Opinion — Some Updates, Some News And, No Doubt, Some Foolishness


Whenever I’m asked for a brief bio for book jackets or as background when I appear on a panel, I always end it with: "Tierney lives in San Francisco where he is working on several fiction projects.”  Fiction projects.  Those two words allow me a certain freedom, while giving these "projects" an air of vague importance.  

The thing is:  it is actually true (not the importance perhaps) But I have been working on some shorter mystery pieces — 20,000 to 30,000 words.  The novella is a form that seems more natural for me. And finally, after all these years, the form has become more desirable.  Traditional publishing, unless it is a “literary” work, has frowned on books under 80,000 words. This wasn't always the case when pulp fiction had a market share.  But since?  People wanted blockbusters.  In defense of e-book publishing, its proliferation has opened a few more doors. That includes shorter novels.  Fortunately a major publisher agrees. We’re ironing out the details of what is most likely an August release of a new mystery novella.  When dates, cover, and availability are nailed down, I’ll probably make a big deal about it right here.


I’m also experimenting with what is for me an entirely new approach, again thanks to the dramatic change in publishing technology.  Though I suspect, many have already done this or a version of it, I’m using the blog format to create a living memoir.  That is to say, by using a blog, I can update, revise, rewrite, add pictures (or delete them) and link information to other sources at any time during the process, which may be, if I choose, the rest of my life. When I die or become unable or unwilling to write, the memoir is done. Up to the minute. Meanwhile, the reader may read it as he or she chooses, starting from the top or bottom or middle, sampling only a bit here and there, returning to see how what they’ve read has changed or, of course, finding the whole thing a pain in the butt and moving on to the next blog.

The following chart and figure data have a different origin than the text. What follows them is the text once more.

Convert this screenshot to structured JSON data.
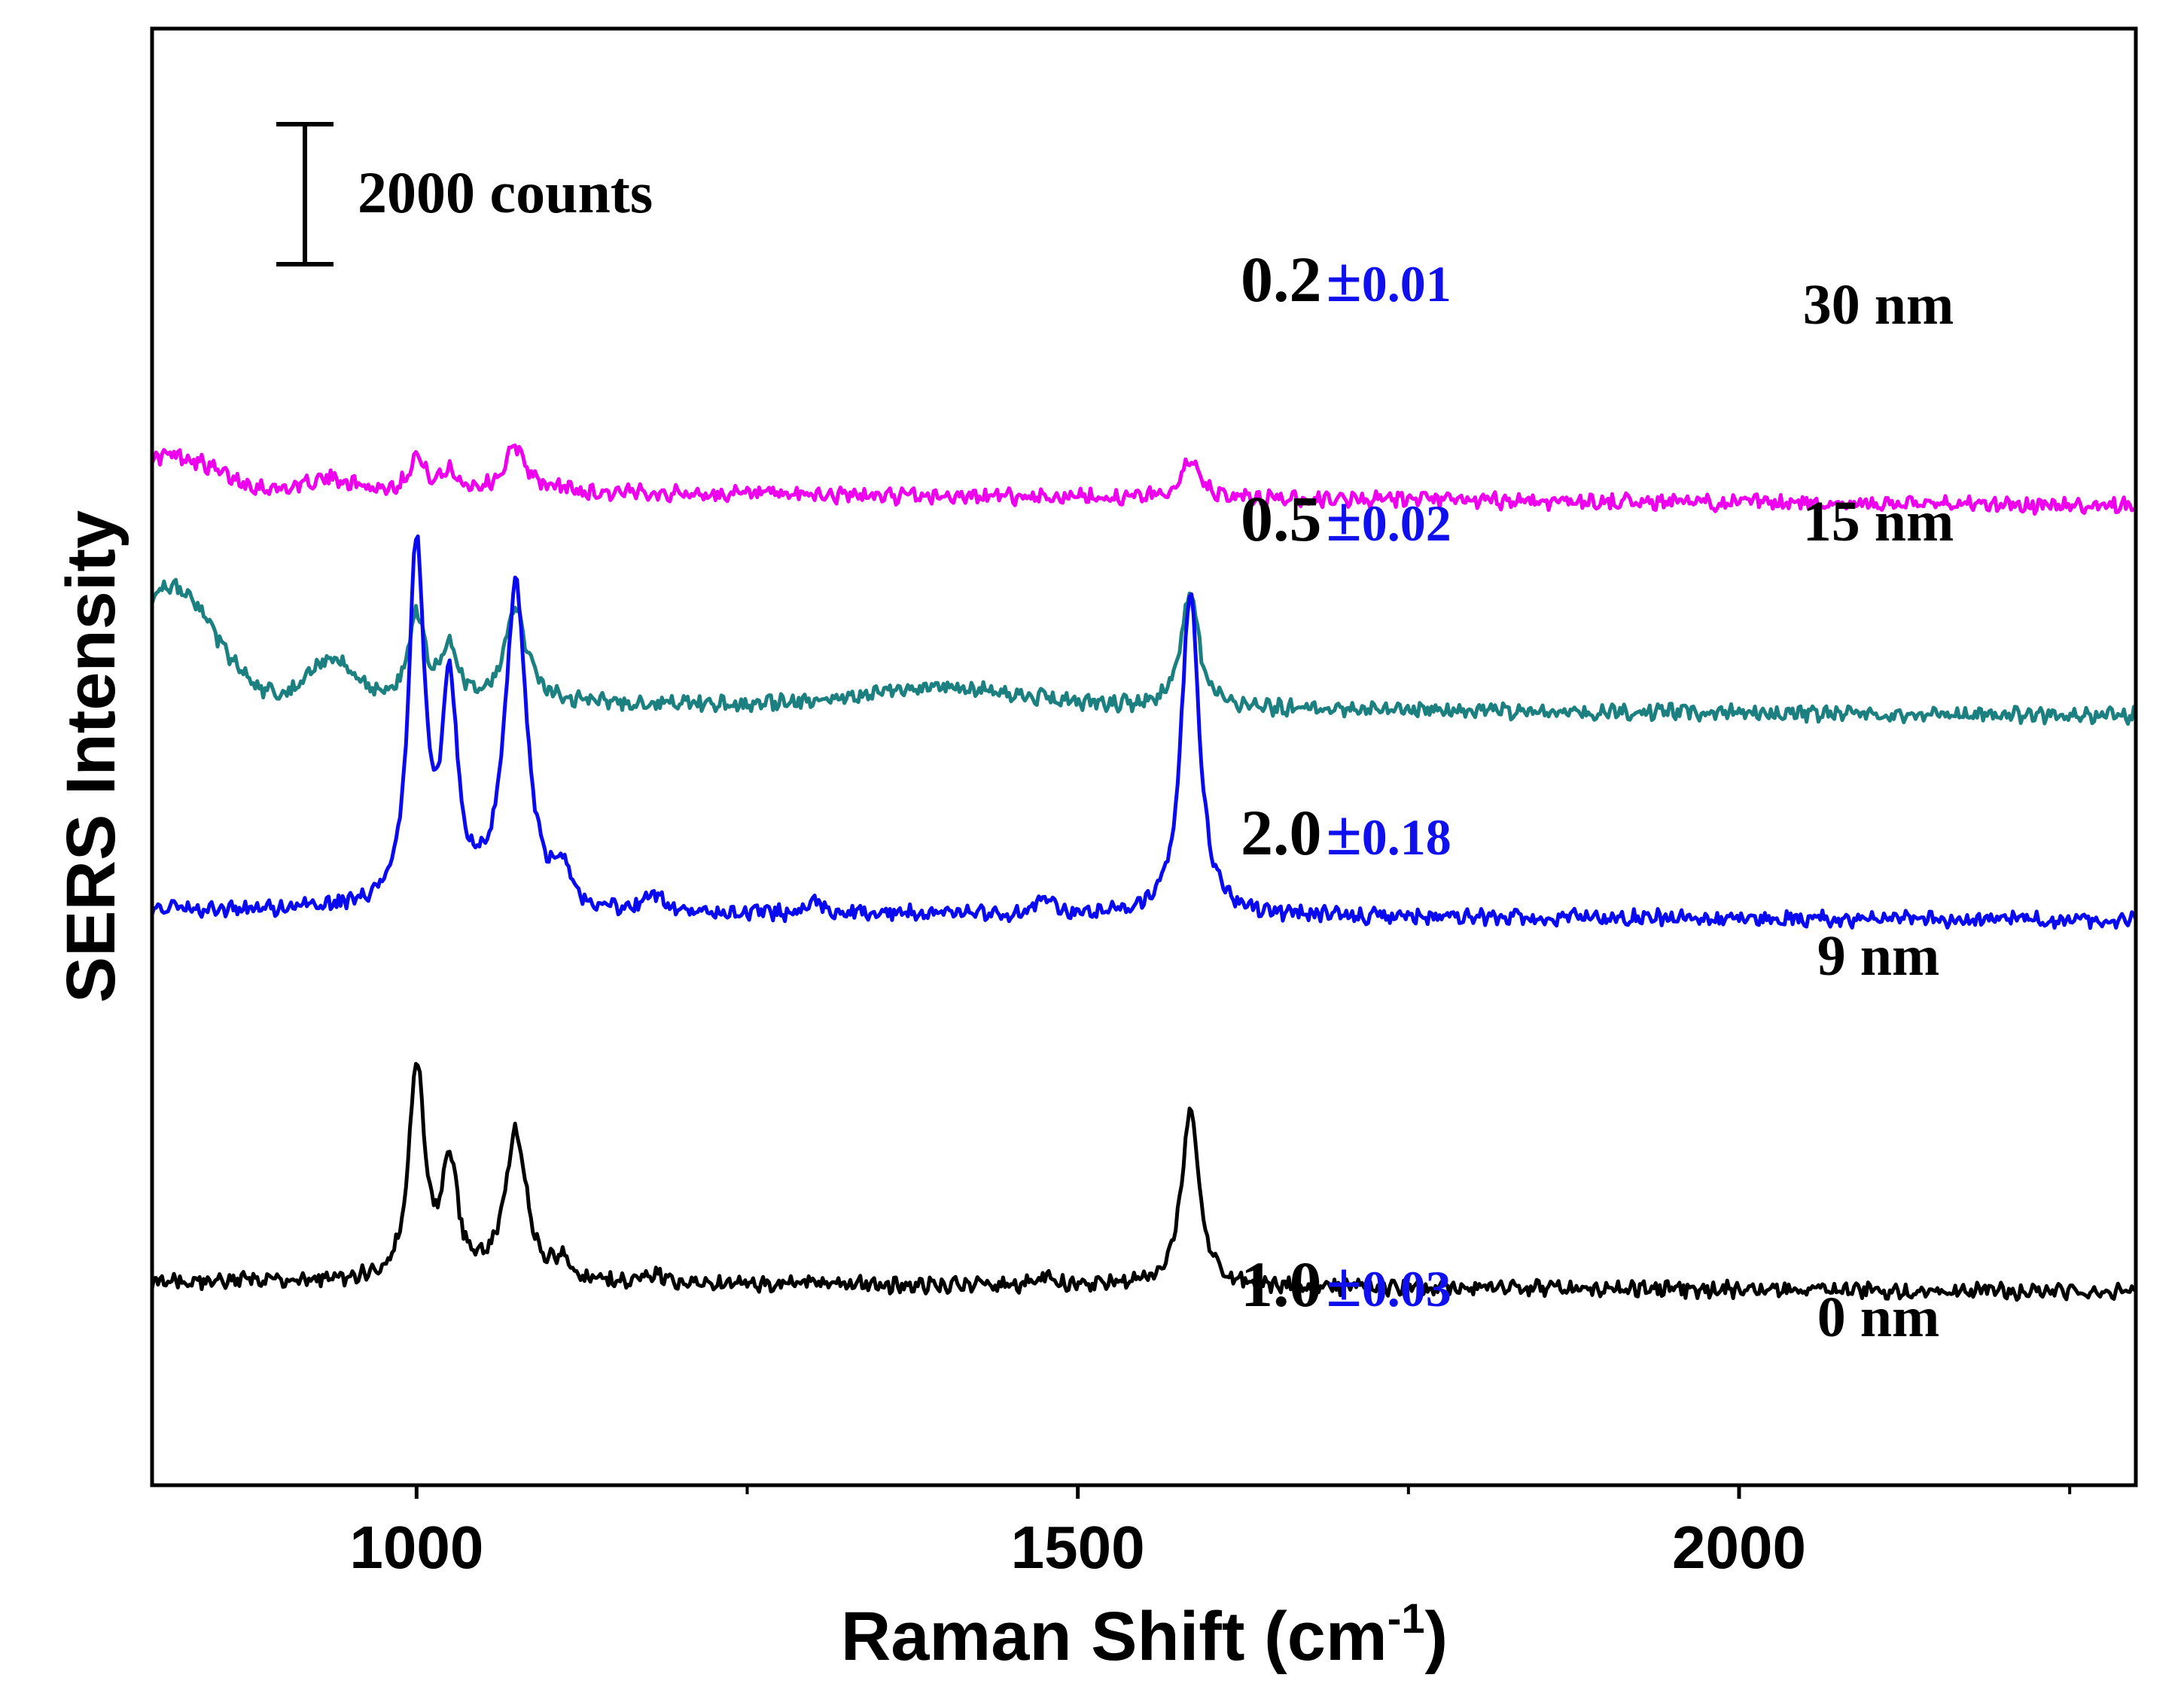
{
  "chart_data": {
    "type": "line",
    "title": "",
    "xlabel": "Raman Shift (cm",
    "xlabel_sup": "-1",
    "xlabel_close": ")",
    "ylabel": "SERS Intensity",
    "xlim": [
      800,
      2300
    ],
    "xticks_major": [
      "1000",
      "1500",
      "2000"
    ],
    "xticks_major_values": [
      1000,
      1500,
      2000
    ],
    "xticks_minor_values": [
      1250,
      1750,
      2250
    ],
    "grid": false,
    "scale_bar": {
      "label": "2000 counts",
      "counts": 2000
    },
    "peak_positions": [
      1000,
      1025,
      1075,
      1585
    ],
    "series": [
      {
        "name": "30 nm",
        "thickness_label": "30 nm",
        "ratio": "0.2",
        "pm": "±",
        "error": "0.01",
        "color": "#ee00ee",
        "baseline_counts": 7300,
        "slope_counts_per_cm": -0.15,
        "edge_bump_counts": 500,
        "peak_heights_counts": [
          500,
          280,
          650,
          550
        ]
      },
      {
        "name": "15 nm",
        "thickness_label": "15 nm",
        "ratio": "0.5",
        "pm": "±",
        "error": "0.02",
        "color": "#1c8080",
        "baseline_counts": 4300,
        "slope_counts_per_cm": -0.15,
        "edge_bump_counts": 1600,
        "peak_heights_counts": [
          1250,
          750,
          1300,
          1650
        ]
      },
      {
        "name": "9 nm",
        "thickness_label": "9 nm",
        "ratio": "2.0",
        "pm": "±",
        "error": "0.18",
        "color": "#0a0af0",
        "baseline_counts": 1300,
        "slope_counts_per_cm": -0.1,
        "edge_bump_counts": 0,
        "peak_heights_counts": [
          5150,
          3050,
          4600,
          4650
        ]
      },
      {
        "name": "0 nm",
        "thickness_label": "0 nm",
        "ratio": "1.0",
        "pm": "±",
        "error": "0.03",
        "color": "#000000",
        "baseline_counts": -4000,
        "slope_counts_per_cm": -0.1,
        "edge_bump_counts": 0,
        "peak_heights_counts": [
          3050,
          1650,
          2100,
          2500
        ]
      }
    ]
  }
}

I’ve just begun, so there are only a few posts and I’m going through photographs now.  This is not just a time-consuming task, but as you might imagine, a sometimes rich and sometimes painful experience.  If you want a sneak peek at the blog in its earliest stages, click on Albion and New Augusta — A Memoir in Transit.  It is not a mystery, but rather stories of my family. Realizing that I am not particularly famous, nor is my story any more or less extraordinary than a majority of people on the planet, I can only say that the merit here, if there is any, is in the form it takes.  The blog format enables me (and you) a freedom that normal publishing does not — going backward and forward in time. 

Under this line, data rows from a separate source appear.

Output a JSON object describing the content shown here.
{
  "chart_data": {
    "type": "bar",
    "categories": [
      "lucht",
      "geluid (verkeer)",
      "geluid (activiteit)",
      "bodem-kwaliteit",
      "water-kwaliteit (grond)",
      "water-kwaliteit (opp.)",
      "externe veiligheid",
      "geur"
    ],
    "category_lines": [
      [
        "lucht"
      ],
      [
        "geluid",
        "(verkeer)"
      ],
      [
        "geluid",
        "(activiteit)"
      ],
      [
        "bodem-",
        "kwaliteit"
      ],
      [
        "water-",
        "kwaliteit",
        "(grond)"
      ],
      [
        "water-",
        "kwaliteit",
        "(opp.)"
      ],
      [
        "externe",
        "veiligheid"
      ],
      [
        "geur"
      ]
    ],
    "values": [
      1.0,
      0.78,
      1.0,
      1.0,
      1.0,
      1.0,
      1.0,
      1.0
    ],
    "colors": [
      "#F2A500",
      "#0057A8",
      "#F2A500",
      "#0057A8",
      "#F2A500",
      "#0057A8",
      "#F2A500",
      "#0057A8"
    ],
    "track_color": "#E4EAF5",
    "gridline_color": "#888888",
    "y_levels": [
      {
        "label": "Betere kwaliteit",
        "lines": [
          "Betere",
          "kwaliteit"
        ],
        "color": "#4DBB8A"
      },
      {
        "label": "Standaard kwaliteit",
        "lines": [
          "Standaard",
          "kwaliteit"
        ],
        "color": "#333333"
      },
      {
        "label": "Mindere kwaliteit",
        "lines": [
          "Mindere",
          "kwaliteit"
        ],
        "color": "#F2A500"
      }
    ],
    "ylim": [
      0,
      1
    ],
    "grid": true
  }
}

One other thing, which is relatively new to me, is I am not writing about fictional characters in fictional places doing fictional things. I deal only in the challenge of reporting, biased reporting no doubt, but reporting nonetheless.  The stories focus on my parents and my understanding of their history and the lives I knew. I observe from my perspective their existence from birth to death not in the way an organized memoir does, but in the way our minds work — out of order, or seemingly random selections of past events. One memory leads to the next, but often not in linear fashion.  I want to capture that.  I want to be able to revise my memories as I think about them again and again, and link them to letters and photographs.  As I said, it’s an experiment in form.